Elle est prête à lui sauter au cou. Il lève les mains, en signe d'excuses: "-Vous ne pouvez pas le nier! Mais je ne peux pas non plus vous forcer à me confier vos secrets… quand vous serez prête, n'hésitez pas.

-Vous êtes profileur. Vous devriez trouver ce que vous cherchez."

Sur ces derniers mots, elle retourne dans l'enclos et recommence sa discussion silencieuse avec l'animal. Aucun fouet, lasso ou autre matériel n'est présent. C'est à cet instant qu'il remarque que l'animal répond aux demandes silencieuses d'Emily. Il lui suffit de faire un geste pour que l'animal comprenne ce qu'il doit faire, quelle direction il doit prendre. Il ne comprend pas très bien ce qui se passe. D'abord cette seconde vie qu'elle a et qui semble complètement décalée avec son métier. Ensuite cette affaire qui ne semble apporter aucune réponse - et avec une actrice-clé aussi muette que indéchiffrable. Il s'éloigne quelque peu du spectacle et contacte ses autres équipiers: "-Morgan? C'est Rossi.

-Du nouveau?

-On va devoir se débrouiller seuls sur cette affaire… Réunis tout le monde. On se rejoint dans 30 min."

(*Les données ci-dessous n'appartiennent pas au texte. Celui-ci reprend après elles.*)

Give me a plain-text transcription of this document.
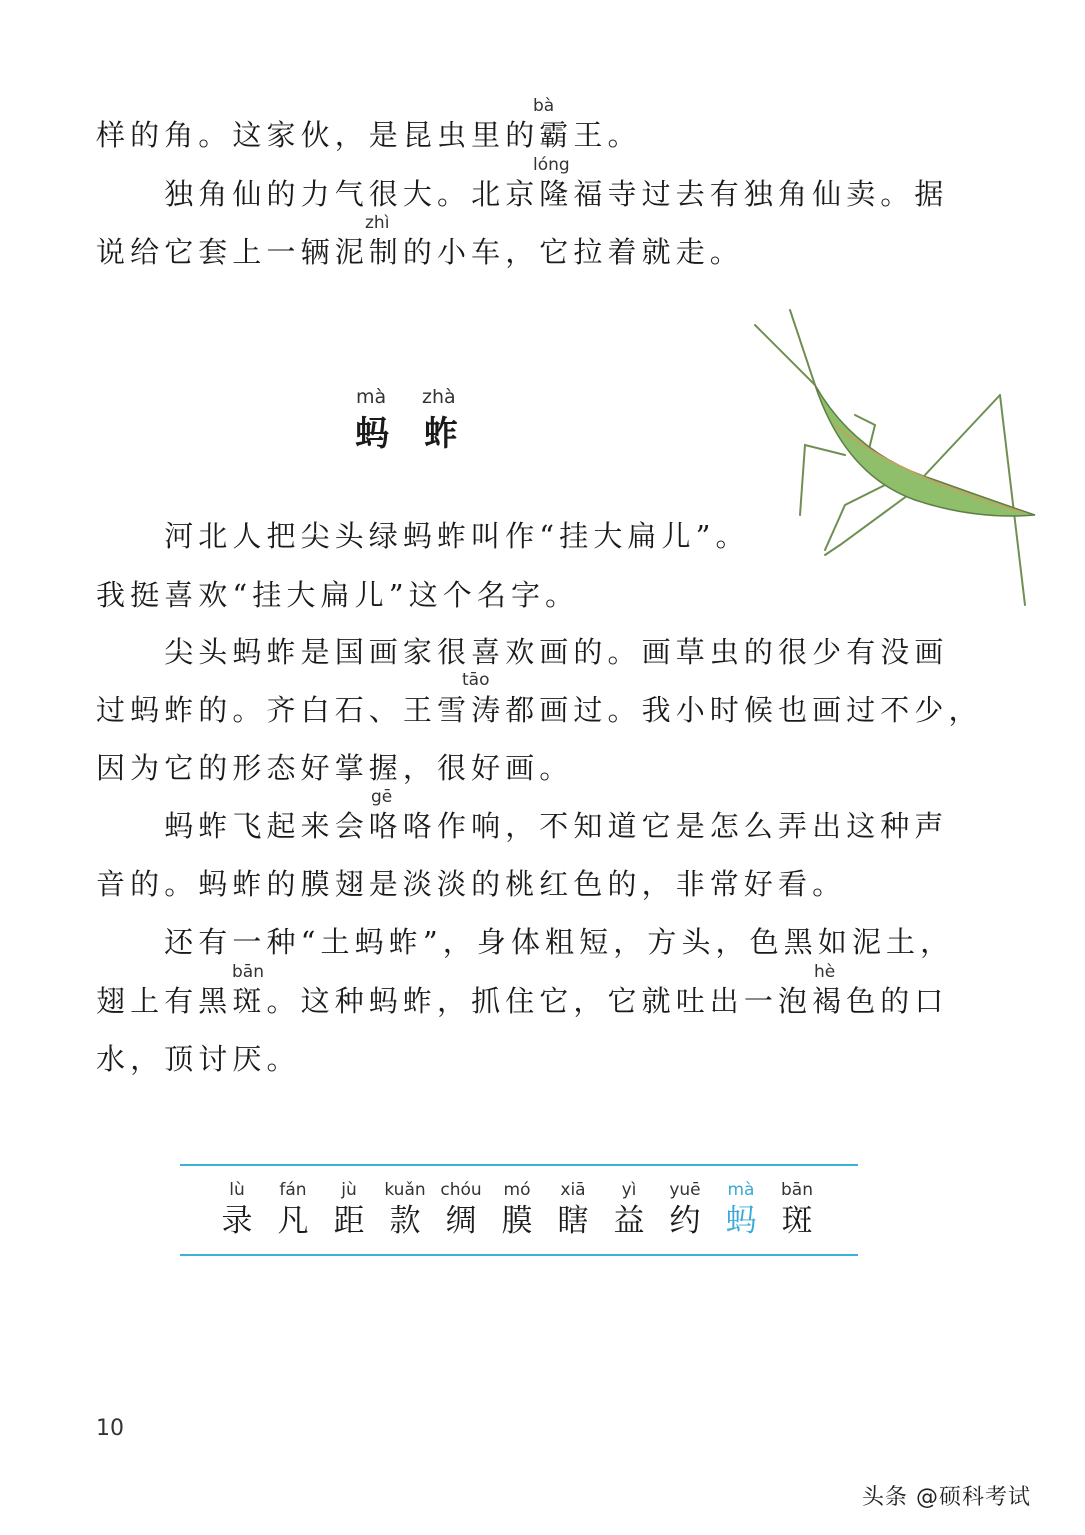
bà
样的角。这家伙，是昆虫里的霸王。
lóng
　　独角仙的力气很大。北京隆福寺过去有独角仙卖。据
zhì
说给它套上一辆泥制的小车，它拉着就走。
mà zhà
蚂 蚱
　　河北人把尖头绿蚂蚱叫作“挂大扁儿”。
我挺喜欢“挂大扁儿”这个名字。
　　尖头蚂蚱是国画家很喜欢画的。画草虫的很少有没画
tāo
过蚂蚱的。齐白石、王雪涛都画过。我小时候也画过不少，
因为它的形态好掌握，很好画。
gē
　　蚂蚱飞起来会咯咯作响，不知道它是怎么弄出这种声
音的。蚂蚱的膜翅是淡淡的桃红色的，非常好看。
　　还有一种“土蚂蚱”，身体粗短，方头，色黑如泥土，
bān	hè
翅上有黑斑。这种蚂蚱，抓住它，它就吐出一泡褐色的口
水，顶讨厌。
lù
录
fán
凡
jù
距
kuǎn
款
chóu
绸
mó
膜
xiā
瞎
yì
益
yuē
约
mà
蚂
bān
斑
10
头条 @硕科考试
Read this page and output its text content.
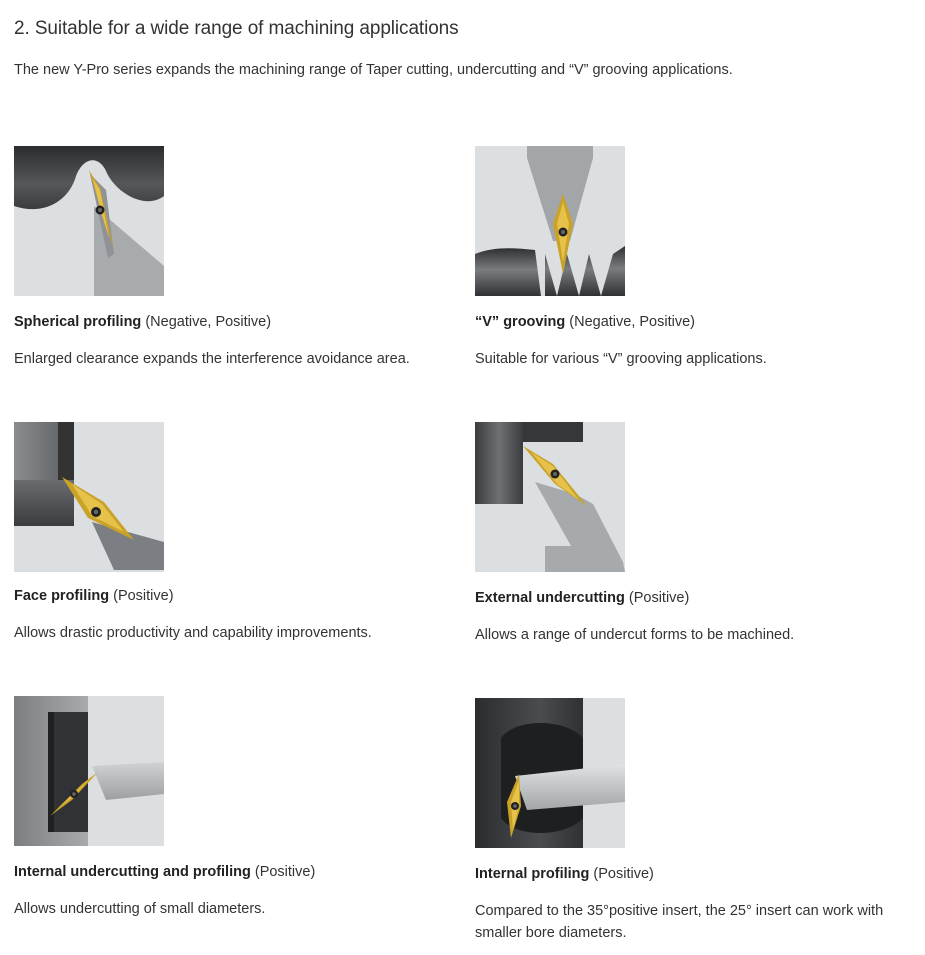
2. Suitable for a wide range of machining applications

The new Y-Pro series expands the machining range of Taper cutting, undercutting and “V” grooving applications.

Spherical profiling (Negative, Positive)
Enlarged clearance expands the interference avoidance area.
“V” grooving (Negative, Positive)
Suitable for various “V” grooving applications.
Face profiling (Positive)
Allows drastic productivity and capability improvements.
External undercutting (Positive)
Allows a range of undercut forms to be machined.
Internal undercutting and profiling (Positive)
Allows undercutting of small diameters.
Internal profiling (Positive)
Compared to the 35°positive insert, the 25° insert can work with smaller bore diameters.
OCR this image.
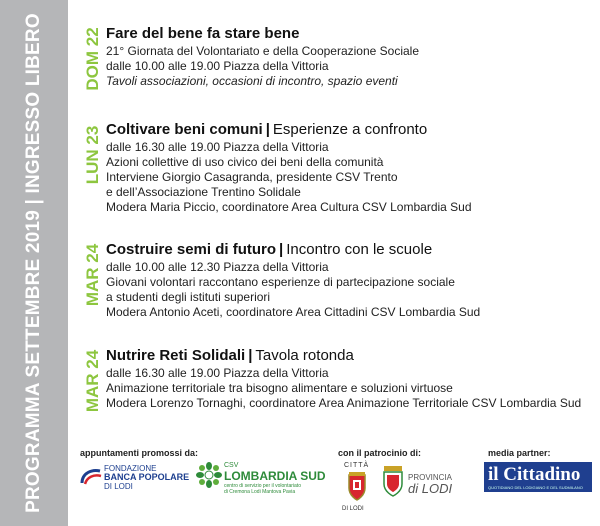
PROGRAMMA SETTEMBRE 2019 | INGRESSO LIBERO DOM 22 Fare del bene fa stare bene
21° Giornata del Volontariato e della Cooperazione Sociale
dalle 10.00 alle 19.00 Piazza della Vittoria
Tavoli associazioni, occasioni di incontro, spazio eventi
LUN 23 Coltivare beni comuni | Esperienze a confronto
dalle 16.30 alle 19.00 Piazza della Vittoria
Azioni collettive di uso civico dei beni della comunità
Interviene Giorgio Casagranda, presidente CSV Trento
e dell’Associazione Trentino Solidale
Modera Maria Piccio, coordinatore Area Cultura CSV Lombardia Sud
MAR 24 Costruire semi di futuro | Incontro con le scuole
dalle 10.00 alle 12.30 Piazza della Vittoria
Giovani volontari raccontano esperienze di partecipazione sociale
a studenti degli istituti superiori
Modera Antonio Aceti, coordinatore Area Cittadini CSV Lombardia Sud
MAR 24 Nutrire Reti Solidali | Tavola rotonda
dalle 16.30 alle 19.00 Piazza della Vittoria
Animazione territoriale tra bisogno alimentare e soluzioni virtuose
Modera Lorenzo Tornaghi, coordinatore Area Animazione Territoriale CSV Lombardia Sud
appuntamenti promossi da:	con il patrocinio di:	media partner:
FONDAZIONE
BANCA POPOLARE
DI LODI
CSV
LOMBARDIA SUD
centro di servizio per il volontariato
di Cremona Lodi Mantova Pavia
CITTÀ
DI LODI
PROVINCIA
di LODI
il Cittadino
QUOTIDIANO DEL LODIGIANO E DEL SUDMILANO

Pendant le trajet le menant à la ville, il s'insulte intérieurement. Il s'en veut de lui avoir parler si durement, de ne pas avoir chercher à comprendre ce qu'il se passait. Il s'en veut également de ne pas avoir compris, dès le début, qu'elle cachait quelque chose. Il lui en veut d'être aussi secrète. Il se doute que des événements passés l'ont amenée à être si discrète mais il ne comprend pas qu'on puisse dissimuler des informations qui pourraient être capitales dans une enquête de cette ampleur. Au rythme où allaient les choses, le tueur pourrait passer à l'acte dans les jours à venir. Qui pourrait savoir combien de personnes seraient assassinées cette fois-ci ? Peut-être est-il en train de les tuer à l'instant T… C'est la première fois, depuis des années, que son bras montre sa peur ; des frissons apparaissent à cette idée.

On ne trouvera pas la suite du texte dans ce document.